Ultimately, not only did the researchers manage to provide NASA with the measurements in time for the Hubble Space Telescope to collect the necessary data due to its relative proximity to the explosion site, but it also emerged that Hubble had observed this galaxy many times before.
The team, in collaboration with other research groups, turned to NASA's archives and extracted pre-explosion images of the star when it was "just" a red supergiant on the verge of death. These efforts allowed the scientists to create the most detailed portrait ever of a supernova, bridging its final years and its demise.
Analysis of ultraviolet light data from the space telescope, confirmed by additional satellites, enabled scientists to measure the amount of material expelled from the star during the explosion.
"Comparing the star's mass post-explosion, measured from the blast itself, to its mass at the beginning of its life, leaves a significant remainder," says Irani. "This gap strongly suggests the supernova left behind a black hole, likely absorbing the missing mass."
Prof.

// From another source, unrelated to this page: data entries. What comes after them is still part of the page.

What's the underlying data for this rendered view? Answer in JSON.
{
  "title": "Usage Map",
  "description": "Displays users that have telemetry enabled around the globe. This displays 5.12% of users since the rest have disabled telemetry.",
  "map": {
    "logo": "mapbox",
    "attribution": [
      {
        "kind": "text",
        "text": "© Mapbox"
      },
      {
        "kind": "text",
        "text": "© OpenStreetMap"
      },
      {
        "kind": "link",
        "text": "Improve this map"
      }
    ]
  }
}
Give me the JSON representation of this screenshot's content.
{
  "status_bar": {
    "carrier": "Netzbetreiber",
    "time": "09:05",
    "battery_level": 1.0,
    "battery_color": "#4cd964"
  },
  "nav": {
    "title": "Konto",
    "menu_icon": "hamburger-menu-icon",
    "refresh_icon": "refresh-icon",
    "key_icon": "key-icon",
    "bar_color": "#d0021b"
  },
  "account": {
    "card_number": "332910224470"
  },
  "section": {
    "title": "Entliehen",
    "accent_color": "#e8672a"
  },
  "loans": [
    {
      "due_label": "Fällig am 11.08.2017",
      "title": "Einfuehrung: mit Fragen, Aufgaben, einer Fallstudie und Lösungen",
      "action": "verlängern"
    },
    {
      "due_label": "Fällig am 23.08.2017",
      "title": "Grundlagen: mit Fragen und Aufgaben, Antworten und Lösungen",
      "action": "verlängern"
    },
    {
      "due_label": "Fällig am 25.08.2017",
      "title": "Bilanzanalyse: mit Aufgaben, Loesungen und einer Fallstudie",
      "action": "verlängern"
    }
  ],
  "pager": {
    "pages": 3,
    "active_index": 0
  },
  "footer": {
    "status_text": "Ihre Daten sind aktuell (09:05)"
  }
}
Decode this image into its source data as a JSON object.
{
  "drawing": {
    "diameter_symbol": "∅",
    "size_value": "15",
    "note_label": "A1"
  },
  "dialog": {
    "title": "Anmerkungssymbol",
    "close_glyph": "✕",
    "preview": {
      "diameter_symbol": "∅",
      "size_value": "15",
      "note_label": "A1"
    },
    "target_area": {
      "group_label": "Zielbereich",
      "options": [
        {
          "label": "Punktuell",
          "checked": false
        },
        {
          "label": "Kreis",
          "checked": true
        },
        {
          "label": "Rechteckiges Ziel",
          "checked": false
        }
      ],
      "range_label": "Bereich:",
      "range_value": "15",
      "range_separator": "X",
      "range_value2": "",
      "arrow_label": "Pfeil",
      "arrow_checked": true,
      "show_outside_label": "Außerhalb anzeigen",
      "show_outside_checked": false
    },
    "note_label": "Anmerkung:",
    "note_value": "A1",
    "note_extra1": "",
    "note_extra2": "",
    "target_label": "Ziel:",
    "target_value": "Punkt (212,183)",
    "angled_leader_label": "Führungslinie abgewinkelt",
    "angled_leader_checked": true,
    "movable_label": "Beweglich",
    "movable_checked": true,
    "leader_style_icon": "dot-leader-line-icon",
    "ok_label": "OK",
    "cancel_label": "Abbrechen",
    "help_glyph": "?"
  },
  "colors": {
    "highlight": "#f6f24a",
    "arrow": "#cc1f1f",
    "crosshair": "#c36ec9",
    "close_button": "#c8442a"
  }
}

Gal-Yam added, "Stars behave unpredictably at the end of their lives, becoming unstable, and we usually can't be sure what complex processes occurred in their cores because we start investigating only after their death - when most information is already lost. Given the star's proximity and the quality of data collected, this research offers a rare chance to better understand the mechanisms leading to a star's demise and the emergence of something entirely new."
What happens to the material that made up that former red supergiant? Weizmann Institute scientists say we may never know, but the discussed supernova is still in its final stages, and new data continues to be collected, so this research - and future studies - might help answer one of our central questions about existence: how did we get here?